I'm new at python and im trying to convert a the infos in a PDF file to EXCEL.
This is my code
import tabula
from tabula.io import read_pdf
import pandas as pd
from pandas import DataFrame
path = "C:/Users/Littl/OneDrive/Área de Trabalho/app/pdf/notafiscal.pdf"
PDF = tabula.read_pdf(path, pages='all', multiple_tables=True)
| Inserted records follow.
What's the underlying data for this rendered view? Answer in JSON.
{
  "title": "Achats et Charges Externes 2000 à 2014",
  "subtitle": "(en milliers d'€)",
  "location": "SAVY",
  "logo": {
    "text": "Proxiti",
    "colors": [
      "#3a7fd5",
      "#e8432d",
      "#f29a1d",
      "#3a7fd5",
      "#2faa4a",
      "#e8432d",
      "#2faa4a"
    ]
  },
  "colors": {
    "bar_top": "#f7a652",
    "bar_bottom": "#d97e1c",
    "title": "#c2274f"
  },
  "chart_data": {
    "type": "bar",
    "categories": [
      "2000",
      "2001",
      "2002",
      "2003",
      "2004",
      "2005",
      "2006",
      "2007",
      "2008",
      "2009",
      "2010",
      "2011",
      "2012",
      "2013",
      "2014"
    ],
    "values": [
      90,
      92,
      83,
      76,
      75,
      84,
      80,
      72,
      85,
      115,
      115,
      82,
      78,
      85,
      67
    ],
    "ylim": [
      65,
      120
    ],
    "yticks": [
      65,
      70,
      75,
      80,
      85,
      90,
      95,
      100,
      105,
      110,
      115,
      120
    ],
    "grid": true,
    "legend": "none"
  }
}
pdf_out_xlsv = "C:/Users/Littl/OneDrive/Área de Trabalho/app/pdf"
PDF = pd.DataFrame(PDF)
PDF.to_excel(pdf_out_xlsv, index=False)
print("Done")
and thats the error
Traceback (most recent call last):
File "c:\Users\Littl\OneDrive\Área de Trabalho\app\app.py", line 12, in
PDF = pd.DataFrame(PDF)
^^^^^^^^^^^^^^^^^
File "C:\Users\Littl\AppData\Local\Programs\Python\Python311\Lib\site-packages\pandas\core\frame.py", line 798, in init
mgr = ndarray_to_mgr(
^^^^^^^^^^^^^^^
File "C:\Users\Littl\AppData\Local\Programs\Python\Python311\Lib\site-packages\pandas\core\internals\construction.py", line 320, in ndarray_to_mgr
values = _prep_ndarraylike(values, copy=copy_on_sanitize)
^^^^^^^^^^^^^^^^^^^^^^^^^^^^^^^^^^^^^^^^^^^^^^^^
File "C:\Users\Littl\AppData\Local\Programs\Python\Python311\Lib\site-packages\pandas\core\internals\construction.py", line 553, in _prep_ndarraylike
values = np.array([convert(v) for v in values])
^^^^^^^^^^^^^^^^^^^^^^^^^^^^^^^^^^^^^^
ValueError: setting an array element with a sequence. The requested array has an inhomogeneous shape after 1 dimensions. The detected shape was (7,) + inhomogeneous part.